На второй день Кристиана и Брюно свели на пляже знакомство с Руди и Ханналорой, парой, которая смогла помочь им лучше понять суть социологической деятельности центра. Руди был инженером центра спутникового управления, его главной обязанностью был контроль геостационарной позиции телекоммуникационного спутника типа «Астра»; Ханналора работала в крупном гамбургском книжном магазине. За десять последних лет привыкшие отдыхать на мысе Агд, они в этом году предпочли оставить своих двоих детей-подростков на попечении родителей Ханналоры, чтобы уехать на недельку вдвоем. В тот же вечер пообедали вчетвером в рыбном ресторане, где подавали великолепную пряную похлебку буйабес. Потом отправились к немцам в номер. Брюно и Руди по очереди протыкали Ханналору, в то время как она лизала Кристианину промежность; затем женщины поменялись местами. После этого Ханналора незамедлительно сделала Брюно минет. У нее было очень красивое тело, пышное, но крепкое, она явно поддерживала себя в форме спортивными упражнениями. К тому же сосала она весьма чувственно; крайне возбужденный этой ситуацией, Брюно, к несчастью, извергся слишком быстро. Руди, как более искушенному, удалось воздерживаться от эякуляции в течение двадцати минут, пока Ханналора и Кристиана сообща сосали его, дружески сталкиваясь языками на головке члена. В заключение вечера Ханналора угостила всех стаканом вишневой водки.

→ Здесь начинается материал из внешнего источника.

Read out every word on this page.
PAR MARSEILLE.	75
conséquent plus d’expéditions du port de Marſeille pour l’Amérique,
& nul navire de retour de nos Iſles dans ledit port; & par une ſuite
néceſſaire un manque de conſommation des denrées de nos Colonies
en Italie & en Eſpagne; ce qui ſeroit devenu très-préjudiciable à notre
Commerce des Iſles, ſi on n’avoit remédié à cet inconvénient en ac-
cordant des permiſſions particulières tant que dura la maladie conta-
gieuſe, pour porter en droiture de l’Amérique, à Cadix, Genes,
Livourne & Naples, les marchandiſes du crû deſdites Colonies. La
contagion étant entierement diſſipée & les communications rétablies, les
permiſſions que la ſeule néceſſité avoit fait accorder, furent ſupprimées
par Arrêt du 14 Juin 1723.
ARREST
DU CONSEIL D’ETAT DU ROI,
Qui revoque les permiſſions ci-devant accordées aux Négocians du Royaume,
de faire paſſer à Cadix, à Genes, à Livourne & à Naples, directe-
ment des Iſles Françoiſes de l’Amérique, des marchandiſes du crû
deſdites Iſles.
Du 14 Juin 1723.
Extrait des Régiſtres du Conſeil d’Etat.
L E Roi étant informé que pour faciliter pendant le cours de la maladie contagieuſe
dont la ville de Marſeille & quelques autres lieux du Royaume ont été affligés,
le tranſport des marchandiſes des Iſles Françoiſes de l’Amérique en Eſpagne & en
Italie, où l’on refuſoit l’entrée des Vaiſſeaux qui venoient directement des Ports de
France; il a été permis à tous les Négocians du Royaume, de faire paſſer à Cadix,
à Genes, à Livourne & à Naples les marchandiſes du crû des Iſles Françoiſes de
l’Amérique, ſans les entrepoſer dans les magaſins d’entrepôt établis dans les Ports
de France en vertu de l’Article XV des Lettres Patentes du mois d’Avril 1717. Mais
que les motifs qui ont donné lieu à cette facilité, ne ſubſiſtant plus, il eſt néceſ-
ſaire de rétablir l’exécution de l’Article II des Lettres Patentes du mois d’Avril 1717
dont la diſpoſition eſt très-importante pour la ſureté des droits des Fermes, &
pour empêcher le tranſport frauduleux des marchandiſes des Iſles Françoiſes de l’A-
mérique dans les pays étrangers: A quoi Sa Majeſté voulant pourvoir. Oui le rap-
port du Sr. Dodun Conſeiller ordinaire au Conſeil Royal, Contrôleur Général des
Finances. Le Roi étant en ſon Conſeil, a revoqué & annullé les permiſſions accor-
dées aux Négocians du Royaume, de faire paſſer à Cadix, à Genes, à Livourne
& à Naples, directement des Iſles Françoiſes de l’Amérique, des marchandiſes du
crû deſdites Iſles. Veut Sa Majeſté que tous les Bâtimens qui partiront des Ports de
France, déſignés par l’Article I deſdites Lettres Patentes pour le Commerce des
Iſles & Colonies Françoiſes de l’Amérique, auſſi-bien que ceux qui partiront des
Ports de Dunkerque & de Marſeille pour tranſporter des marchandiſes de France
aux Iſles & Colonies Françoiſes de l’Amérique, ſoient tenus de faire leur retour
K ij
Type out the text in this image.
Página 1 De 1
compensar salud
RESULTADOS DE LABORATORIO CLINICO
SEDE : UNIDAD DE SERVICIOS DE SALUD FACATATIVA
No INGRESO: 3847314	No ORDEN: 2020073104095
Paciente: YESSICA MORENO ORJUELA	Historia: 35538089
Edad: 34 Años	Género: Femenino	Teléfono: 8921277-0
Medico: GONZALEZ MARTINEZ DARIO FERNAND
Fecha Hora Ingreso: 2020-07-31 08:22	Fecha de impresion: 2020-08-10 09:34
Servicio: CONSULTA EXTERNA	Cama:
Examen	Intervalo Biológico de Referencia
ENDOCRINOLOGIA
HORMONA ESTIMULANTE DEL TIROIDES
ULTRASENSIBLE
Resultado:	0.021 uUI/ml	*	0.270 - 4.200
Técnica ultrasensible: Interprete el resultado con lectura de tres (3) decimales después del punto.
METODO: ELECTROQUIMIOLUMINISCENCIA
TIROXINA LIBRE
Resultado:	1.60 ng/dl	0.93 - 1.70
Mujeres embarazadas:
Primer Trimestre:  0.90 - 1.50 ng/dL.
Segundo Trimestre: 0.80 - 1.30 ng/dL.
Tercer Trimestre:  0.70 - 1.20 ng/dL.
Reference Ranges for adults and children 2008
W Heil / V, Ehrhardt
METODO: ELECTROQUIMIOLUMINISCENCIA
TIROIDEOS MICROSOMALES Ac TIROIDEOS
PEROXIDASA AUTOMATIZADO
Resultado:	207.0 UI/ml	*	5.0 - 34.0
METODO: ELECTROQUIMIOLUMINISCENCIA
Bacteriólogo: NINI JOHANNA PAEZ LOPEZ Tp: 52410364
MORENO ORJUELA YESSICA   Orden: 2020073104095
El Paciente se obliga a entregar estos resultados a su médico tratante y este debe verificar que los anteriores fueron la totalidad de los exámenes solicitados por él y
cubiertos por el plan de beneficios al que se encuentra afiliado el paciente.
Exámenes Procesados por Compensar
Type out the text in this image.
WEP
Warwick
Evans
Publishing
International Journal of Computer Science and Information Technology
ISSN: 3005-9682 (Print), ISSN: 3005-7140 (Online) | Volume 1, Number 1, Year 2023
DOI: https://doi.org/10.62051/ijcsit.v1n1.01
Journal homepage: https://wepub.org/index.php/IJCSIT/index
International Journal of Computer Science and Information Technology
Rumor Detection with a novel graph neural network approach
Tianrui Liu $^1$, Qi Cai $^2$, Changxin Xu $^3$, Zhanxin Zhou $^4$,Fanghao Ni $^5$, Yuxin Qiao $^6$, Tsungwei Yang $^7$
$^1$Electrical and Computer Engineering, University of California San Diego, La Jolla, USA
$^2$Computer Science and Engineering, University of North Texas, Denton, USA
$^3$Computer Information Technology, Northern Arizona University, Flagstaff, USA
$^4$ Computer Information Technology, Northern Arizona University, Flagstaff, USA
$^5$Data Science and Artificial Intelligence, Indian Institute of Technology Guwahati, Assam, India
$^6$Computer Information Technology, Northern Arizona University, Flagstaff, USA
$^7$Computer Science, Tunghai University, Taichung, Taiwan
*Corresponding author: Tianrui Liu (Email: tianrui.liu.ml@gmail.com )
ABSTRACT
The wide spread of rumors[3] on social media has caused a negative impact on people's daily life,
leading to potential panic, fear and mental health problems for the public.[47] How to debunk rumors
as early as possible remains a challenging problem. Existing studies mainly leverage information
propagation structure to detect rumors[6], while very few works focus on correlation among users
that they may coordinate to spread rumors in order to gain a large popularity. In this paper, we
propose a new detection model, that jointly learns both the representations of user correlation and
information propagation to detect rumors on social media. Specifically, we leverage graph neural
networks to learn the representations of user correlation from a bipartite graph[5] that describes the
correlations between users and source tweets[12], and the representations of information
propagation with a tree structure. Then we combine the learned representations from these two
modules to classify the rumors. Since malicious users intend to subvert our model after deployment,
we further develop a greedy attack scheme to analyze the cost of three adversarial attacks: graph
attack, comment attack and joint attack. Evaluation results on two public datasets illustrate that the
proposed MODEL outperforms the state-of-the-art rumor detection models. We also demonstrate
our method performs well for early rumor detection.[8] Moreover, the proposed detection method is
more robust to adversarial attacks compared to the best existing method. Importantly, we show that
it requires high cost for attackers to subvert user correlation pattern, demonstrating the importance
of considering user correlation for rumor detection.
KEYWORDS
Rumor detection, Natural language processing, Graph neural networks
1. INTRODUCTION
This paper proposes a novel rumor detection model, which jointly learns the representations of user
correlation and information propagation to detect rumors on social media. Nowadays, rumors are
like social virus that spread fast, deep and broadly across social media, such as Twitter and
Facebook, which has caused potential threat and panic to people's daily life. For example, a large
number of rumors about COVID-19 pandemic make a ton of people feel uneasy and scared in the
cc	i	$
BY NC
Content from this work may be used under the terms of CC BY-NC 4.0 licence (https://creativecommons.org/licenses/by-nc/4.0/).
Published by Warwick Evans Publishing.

Две дискотеки для парочек, расположенные на территории пансионата, по сути, не играли существенной роли в разгульной жизни германской четы. «Клеопатра» и «Абсолют» терпели жестокий урон из-за конкуренции с «Экстазией», которая располагалась за пределами нудистских владений, на землях коммуны Марсейян. Оснащенная впечатляющим оборудованием («Черная комната», «Комната с прозрачным зеркалом», бассейн с подогревом, джакузи и – последнее приобретение – отменнейшая «Зеркальная комната» из Лангедок-Русильона), «Экстазия», отнюдь не имея склонности почить на лаврах, которые она стяжала на заре семидесятых, сумела сохранить свою репутацию «волшебной шкатулки». Тем не менее Ханналора и Руди предложили им провести завтрашний вечер в «Клеопатре». Она поменьше размерами, ей свойственна теплая, доверительная обстановка, так что «Клеопатра», по их мнению, являет собой отличный отправной пункт для пары новичков, да и находится она в самом центре пансионата, что дает повод после еды запросто перехватить стаканчик в кругу друзей, равно как и приятный для женщин случай в обстановке взаимной симпатии опробовать новенькие эротические приемы.


Одеваться никто из четверых не стал. Брюно, ликуя, обнаружил, что у него опять эрекция, меньше чем через час после того, как он излился в уста Ханналоры; он объявил об этом в выражениях, полных наивного восторга. От души растроганная, Кристиана принялась обхаживать его болт под умиленными взглядами новых друзей. Под конец Ханналора присела на корточки между его ляжек и стала посасывать его член, который Кристиана продолжала ласкать. Руди, впав в легкое ошеломление, машинально повторял: «Gut, gut…» Расстались они полупьяные, но в превосходном рас положении духа. Брюно пустился в воспоминания о «Клубе пяти», обнаружив сходство между Кристианой и Клод, чей образ с детства сложился в его сознании; по его мнению, не хватало только верного пса Даго.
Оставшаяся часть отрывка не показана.